Global value chains with centralized structures that leverage economies of scale can be particularly vulnerable to disruptions like natural hazards, since a disaster in one critical location can quickly reverberate throughout the entire value chain. In addition to physical risks, value chains are simultaneously implementing mitigation strategies to prepare for transition risks. The objective of this impact pathway is to lower barriers to robust climate risk and resilience planning by pooling the interdisciplinary, cross-sectoral expertise within the consortium.
We are developing an interactive geospatial mapping tool in response to MCSC member companies’ feedback on how to display information for effective decarbonization and resilience planning. The consensus was that having the information in a central location and standardized formats would be most useful.
The tool, which integrates datasets on carbon capture and sequestration (CCS) infrastructure, electric grid carbon intensity, natural hazard risk, vegetation, and transportation routes, prioritizes data to support the decisions MCSC member companies felt were inadequately supported by existing tools. An example of a stakeholder planning decision that the mapping tool supports is how the regional carbon intensity of the grid, the availability of compatible CCS infrastructure, and the projected natural hazard risk affect the cost and carbon reduction potential of CCS at each of their facilities.
Another decision the mapping tool helps support is viewing the geospatial distribution of natural hazard risk, social vulnerability, and transportation routes, to identify those regions where the risk from natural hazards is high and the affected community will likely find it difficult to evacuate and/or receive disaster recovery supplies.
This project will identify data gaps that, if bridged, would enable multiple sectors to chart out more comprehensive and robust paths forward. Specific case studies for which we are identifying data gaps include: strategic deployment of point source CCS, industrial site selection, and nature-based solution durability.

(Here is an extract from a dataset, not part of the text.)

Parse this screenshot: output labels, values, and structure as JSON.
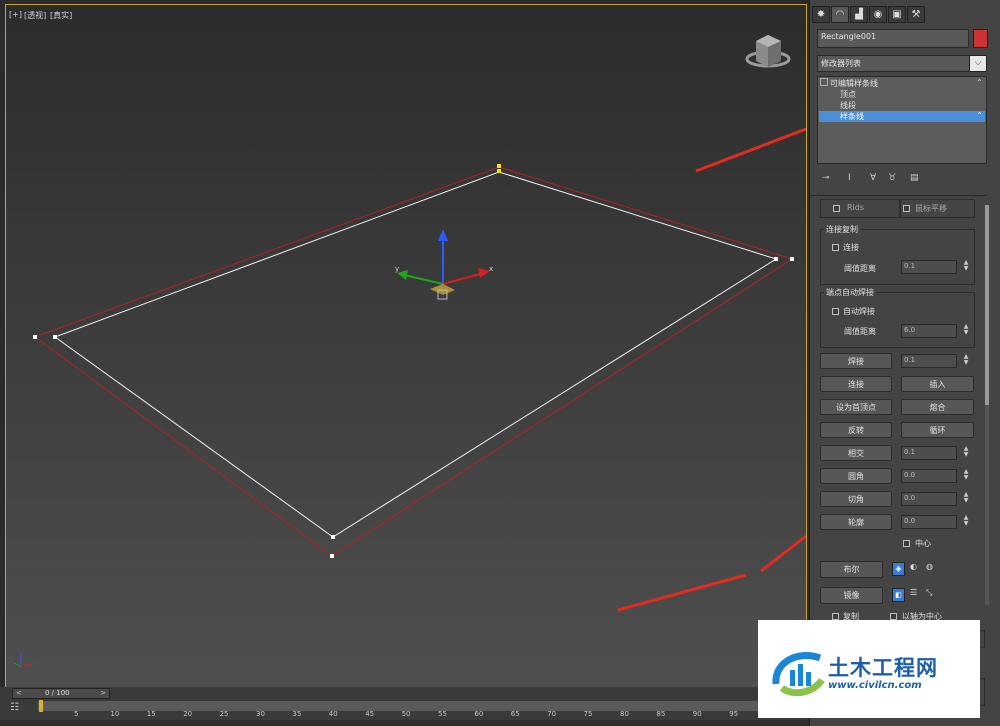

As one example, the mapping tool helped member companies articulate and discuss the consequences of the limited availability of existing and planned CO2 pipelines. Emitters may be considering whether to invest in onsite CO2 injection or whether to partner with a developer to construct a pipeline to a remote injection well. If there was a centralized location for emitters and developers to engage with each other and the relevant geospatial data, it would bridge a substantial data and communication gap that would unlock huge potential in the CCS marketplace.